This study explores how entrepreneurial perceptions and cultural legitimacy influenced early-stage (TEA) and established (EBO) entrepreneurial activity during and after the COVID-19 crisis (2019–2024), and how these dynamics shaped national resilience profiles.
Using Global Entrepreneurship Monitor (GEM) data from 2017–2024 across 27 economies, we employ fixed-effects panel regression to assess the interactive impact of behavioral and legitimacy factors on entrepreneurial outcomes (RQ1). For RQ2, we apply k-means clustering to classify economies into distinct resilience profiles based on changes in opportunity perception, entrepreneurial confidence, legitimacy cues and outcome shifts.
Findings reveal that perceived capability became a leading behavioral driver of entrepreneurial activity in the post-crisis period, while perceived opportunity showed only modest gains. In contrast, legitimacy indicators weakened during the crisis and recovered more slowly, highlighting their fragility under systemic stress.

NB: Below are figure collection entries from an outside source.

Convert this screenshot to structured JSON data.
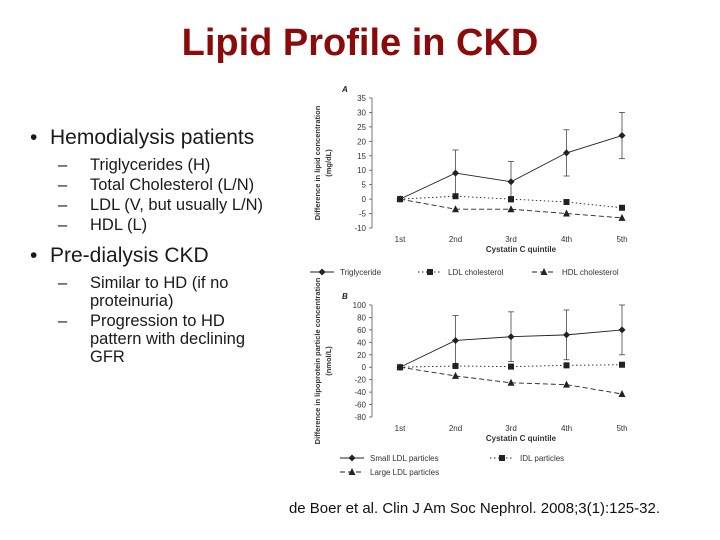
{
  "slide": {
    "title": "Lipid Profile in CKD",
    "citation": "de Boer et al. Clin J Am Soc Nephrol. 2008;3(1):125-32."
  },
  "bullets": [
    {
      "text": "Hemodialysis patients",
      "sub": [
        "Triglycerides (H)",
        "Total Cholesterol (L/N)",
        "LDL (V, but usually L/N)",
        "HDL (L)"
      ]
    },
    {
      "text": "Pre-dialysis CKD",
      "sub": [
        "Similar to HD (if no proteinuria)",
        "Progression to HD pattern with declining GFR"
      ]
    }
  ],
  "chart_data": [
    {
      "panel": "A",
      "type": "line",
      "categories": [
        "1st",
        "2nd",
        "3rd",
        "4th",
        "5th"
      ],
      "xlabel": "Cystatin C quintile",
      "ylabel": "Difference in lipid concentration (mg/dL)",
      "ylim": [
        -10,
        35
      ],
      "yticks": [
        -10,
        -5,
        0,
        5,
        10,
        15,
        20,
        25,
        30,
        35
      ],
      "grid": false,
      "legend_position": "bottom",
      "series": [
        {
          "name": "Triglyceride",
          "values": [
            0,
            9,
            6,
            16,
            22
          ],
          "err": [
            0,
            8,
            7,
            8,
            8
          ],
          "marker": "diamond",
          "dash": "solid"
        },
        {
          "name": "LDL cholesterol",
          "values": [
            0,
            1,
            0,
            -1,
            -3
          ],
          "err": [
            0,
            0,
            0,
            0,
            0
          ],
          "marker": "square",
          "dash": "dotted"
        },
        {
          "name": "HDL cholesterol",
          "values": [
            0,
            -3.5,
            -3.5,
            -5,
            -6.5
          ],
          "err": [
            0,
            0,
            0,
            0,
            0
          ],
          "marker": "triangle",
          "dash": "dashed"
        }
      ]
    },
    {
      "panel": "B",
      "type": "line",
      "categories": [
        "1st",
        "2nd",
        "3rd",
        "4th",
        "5th"
      ],
      "xlabel": "Cystatin C quintile",
      "ylabel": "Difference in lipoprotein particle concentration (nmol/L)",
      "ylim": [
        -80,
        100
      ],
      "yticks": [
        -80,
        -60,
        -40,
        -20,
        0,
        20,
        40,
        60,
        80,
        100
      ],
      "grid": false,
      "legend_position": "bottom",
      "series": [
        {
          "name": "Small LDL particles",
          "values": [
            0,
            43,
            49,
            52,
            60
          ],
          "err": [
            0,
            40,
            40,
            40,
            40
          ],
          "marker": "diamond",
          "dash": "solid"
        },
        {
          "name": "IDL particles",
          "values": [
            0,
            2,
            1,
            3,
            4
          ],
          "err": [
            0,
            0,
            0,
            0,
            0
          ],
          "marker": "square",
          "dash": "dotted"
        },
        {
          "name": "Large LDL particles",
          "values": [
            0,
            -14,
            -25,
            -28,
            -43
          ],
          "err": [
            0,
            0,
            0,
            0,
            0
          ],
          "marker": "triangle",
          "dash": "dashed"
        }
      ]
    }
  ]
}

These patterns point to asynchronous recovery, where individual confidence outpaces societal endorsement. Using longitudinal clustering, the study identifies three resilience profiles: rebounders, drifters and non-conforming ecosystems, each reflecting distinct combinations of perception dynamics, legitimacy alignment and recovery trajectories.
The study offers a temporally grounded explanation of how behavioral drivers and legitimacy cues interact and decouple across crisis phases, shaping entrepreneurial continuity. Also, a novel lens on how ecosystems evolve in response to disruption.